We can no longer be inveigled,
through fear and guilt,
into believing that beads, statues, prayers and rituals
hold the power to decide the states of our souls and our fates in the afterlife.

Yet, this lack of formation also presents a real opportunity for the church.

What church authorities still refuse to recognize
is that they cannot rely on the medieval tactics of spiritual coercion and shame
to keep us in the pews.

Instead, we have to be met where we are,
to be engaged in a dialogue about the larger questions of our lives.
We have to be addressed as mature, thinking adults,
because we simply do not feel compelled to go to church in the way
that previous generations did.

The old symbols of the church do not speak to us
in the way it spoke to the generations past.
Rosaries, statues of Mary and images of the saints,
are subject to much ridicule,
and crosses have become more recognizable as a fashion statement
than as a reminder of the living, bleeding God
who was killed in an effort in reach out to us.

But perhaps this is more a result of church's unwillingness
to risk breathing new, creative life into these sacramentals.

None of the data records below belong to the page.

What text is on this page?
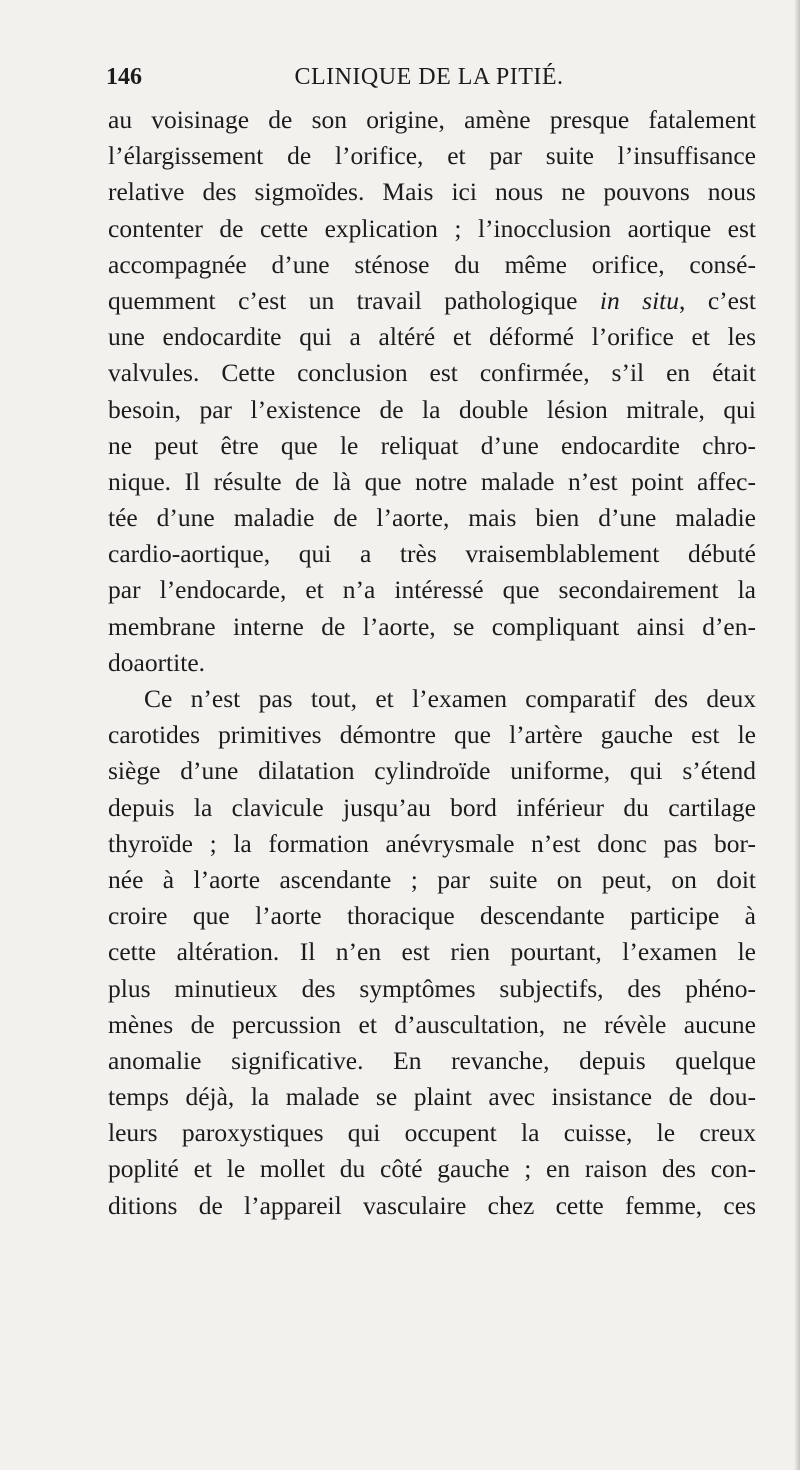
146	CLINIQUE DE LA PITIÉ.
au voisinage de son origine, amène presque fatalement
l’élargissement de l’orifice, et par suite l’insuffisance
relative des sigmoïdes. Mais ici nous ne pouvons nous
contenter de cette explication ; l’inocclusion aortique est
accompagnée d’une sténose du même orifice, consé-
quemment c’est un travail pathologique in situ, c’est
une endocardite qui a altéré et déformé l’orifice et les
valvules. Cette conclusion est confirmée, s’il en était
besoin, par l’existence de la double lésion mitrale, qui
ne peut être que le reliquat d’une endocardite chro-
nique. Il résulte de là que notre malade n’est point affec-
tée d’une maladie de l’aorte, mais bien d’une maladie
cardio-aortique, qui a très vraisemblablement débuté
par l’endocarde, et n’a intéressé que secondairement la
membrane interne de l’aorte, se compliquant ainsi d’en-
doaortite.
Ce n’est pas tout, et l’examen comparatif des deux
carotides primitives démontre que l’artère gauche est le
siège d’une dilatation cylindroïde uniforme, qui s’étend
depuis la clavicule jusqu’au bord inférieur du cartilage
thyroïde ; la formation anévrysmale n’est donc pas bor-
née à l’aorte ascendante ; par suite on peut, on doit
croire que l’aorte thoracique descendante participe à
cette altération. Il n’en est rien pourtant, l’examen le
plus minutieux des symptômes subjectifs, des phéno-
mènes de percussion et d’auscultation, ne révèle aucune
anomalie significative. En revanche, depuis quelque
temps déjà, la malade se plaint avec insistance de dou-
leurs paroxystiques qui occupent la cuisse, le creux
poplité et le mollet du côté gauche ; en raison des con-
ditions de l’appareil vasculaire chez cette femme, ces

What really is the difference between grasping at rosaries versus Buddhist prayer beads? Aren't both of these actions, at their heart,
the movements of vulnerable human beings seeking some sense of peace,
some discipline of prayer,
some tangible feeling of comfort
amid so much of life's chaos, sadness and uncertainty?

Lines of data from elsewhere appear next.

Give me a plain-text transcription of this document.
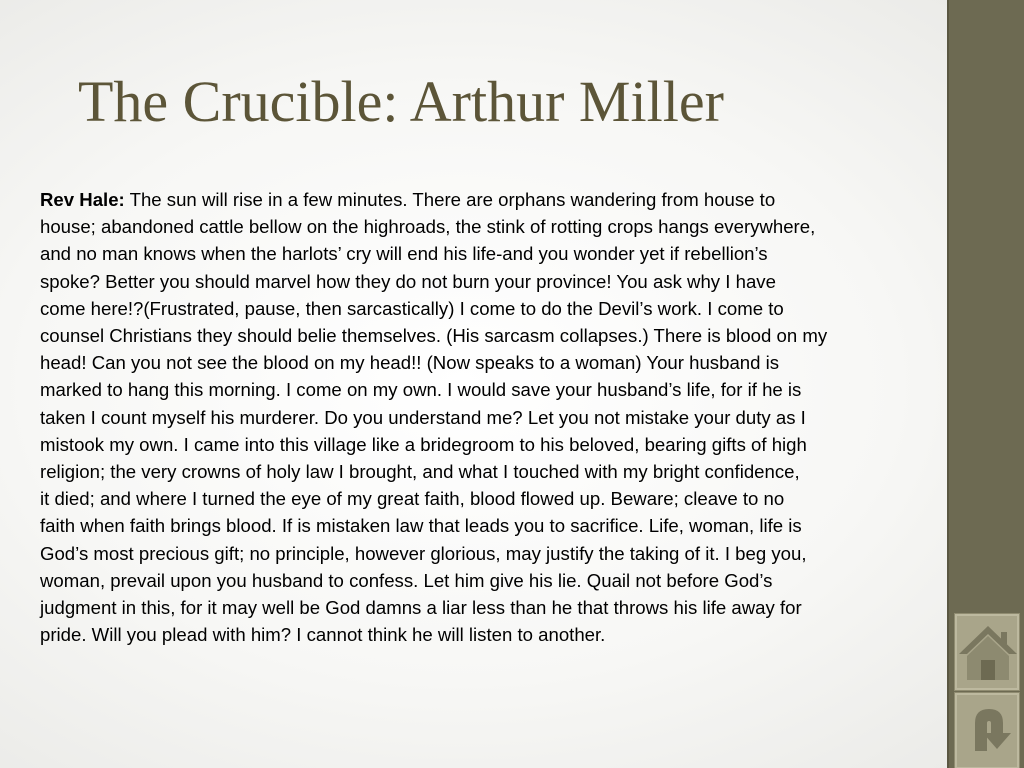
The Crucible: Arthur Miller
Rev Hale: The sun will rise in a few minutes. There are orphans wandering from house to
house; abandoned cattle bellow on the highroads, the stink of rotting crops hangs everywhere,
and no man knows when the harlots’ cry will end his life-and you wonder yet if rebellion’s
spoke? Better you should marvel how they do not burn your province! You ask why I have
come here!?(Frustrated, pause, then sarcastically) I come to do the Devil’s work. I come to
counsel Christians they should belie themselves. (His sarcasm collapses.) There is blood on my
head! Can you not see the blood on my head!! (Now speaks to a woman) Your husband is
marked to hang this morning. I come on my own. I would save your husband’s life, for if he is
taken I count myself his murderer. Do you understand me? Let you not mistake your duty as I
mistook my own. I came into this village like a bridegroom to his beloved, bearing gifts of high
religion; the very crowns of holy law I brought, and what I touched with my bright confidence,
it died; and where I turned the eye of my great faith, blood flowed up. Beware; cleave to no
faith when faith brings blood. If is mistaken law that leads you to sacrifice. Life, woman, life is
God’s most precious gift; no principle, however glorious, may justify the taking of it. I beg you,
woman, prevail upon you husband to confess. Let him give his lie. Quail not before God’s
judgment in this, for it may well be God damns a liar less than he that throws his life away for
pride. Will you plead with him? I cannot think he will listen to another.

The Christian mystical tradition
and the Catholic notion of sacrament
could offer so much to quell our longings.

But, sadly, the only identification that they make with Christianity today
is with biblical fundamentalism and a strange caricature of Jesus.

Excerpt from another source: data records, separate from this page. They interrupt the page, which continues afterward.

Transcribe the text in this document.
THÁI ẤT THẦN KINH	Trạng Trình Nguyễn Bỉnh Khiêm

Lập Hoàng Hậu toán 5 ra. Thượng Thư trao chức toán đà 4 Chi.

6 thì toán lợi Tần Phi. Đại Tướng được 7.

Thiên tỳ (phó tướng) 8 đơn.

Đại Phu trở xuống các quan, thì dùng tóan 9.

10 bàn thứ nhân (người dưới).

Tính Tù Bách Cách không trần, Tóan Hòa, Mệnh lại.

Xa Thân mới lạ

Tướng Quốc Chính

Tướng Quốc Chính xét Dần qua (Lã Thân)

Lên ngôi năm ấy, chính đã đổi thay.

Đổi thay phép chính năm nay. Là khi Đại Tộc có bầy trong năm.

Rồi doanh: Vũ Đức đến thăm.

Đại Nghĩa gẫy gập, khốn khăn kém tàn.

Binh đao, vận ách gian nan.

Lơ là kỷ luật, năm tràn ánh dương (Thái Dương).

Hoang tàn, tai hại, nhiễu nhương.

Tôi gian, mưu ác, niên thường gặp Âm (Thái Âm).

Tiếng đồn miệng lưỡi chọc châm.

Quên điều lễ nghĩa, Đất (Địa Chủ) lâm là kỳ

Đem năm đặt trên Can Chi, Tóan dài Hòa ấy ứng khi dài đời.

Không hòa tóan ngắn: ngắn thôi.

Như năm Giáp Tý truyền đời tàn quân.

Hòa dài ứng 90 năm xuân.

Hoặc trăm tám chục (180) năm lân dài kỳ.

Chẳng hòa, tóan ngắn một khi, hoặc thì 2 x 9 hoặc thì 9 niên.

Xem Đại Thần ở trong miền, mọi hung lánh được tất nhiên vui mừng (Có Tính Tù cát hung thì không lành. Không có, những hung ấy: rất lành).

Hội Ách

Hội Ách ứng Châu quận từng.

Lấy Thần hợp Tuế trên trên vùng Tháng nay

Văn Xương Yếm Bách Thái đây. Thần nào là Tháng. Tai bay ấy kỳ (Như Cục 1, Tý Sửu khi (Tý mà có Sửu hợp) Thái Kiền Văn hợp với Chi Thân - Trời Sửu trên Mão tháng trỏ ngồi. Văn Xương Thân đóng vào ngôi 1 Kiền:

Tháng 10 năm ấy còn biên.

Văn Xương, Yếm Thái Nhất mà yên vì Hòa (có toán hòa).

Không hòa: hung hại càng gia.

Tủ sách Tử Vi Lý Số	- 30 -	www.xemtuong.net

Sadly, Catholicism is identified with moralistic repression,
and a group of disconnected men
who are uninterested in listening to the experiences or questions of the laity,
most especially its female, LGBT, and divorced members.

There is such a richness of ideas and beliefs
that have come out of the Catholic tradition
that would do much to help us find the sacred in our everyday lives.
We see the grace of God working through all of nature to reach out to us,
to perfect us,
and to help us become fully realized in the goodness of our humanity.

It is a sacramental worldview
that allowed Catholicism to give birth
to figures such as Dorothy Day, Thomas Merton and Teilhard de Chardin.

The activist, the mystic and the scientist were all deeply grounded
in the Catholic belief
that there is no limit to the ways in which God reveals Godself to us,
whether it is through the broken man in the gutter,
the power of contemplative prayer,
or the unfolding of the cosmos.

We have been abandoned during a time unprecedented spiritual hunger,
living in a period when the rate of divorce skyrockets,
the effects of technology separate us from family and neighbors,
and a frenetic busyness controls our day to day activities.

We seek to reach out to the tangible things of nature
in a poignant struggle to find grace.

How much fuller would our experience be
if the church ceased to focus strictly on the ways in which we ought to order our existence, and instead
guided us in finding the innumerable ways
in which God breaks through to us in our ordinary lives.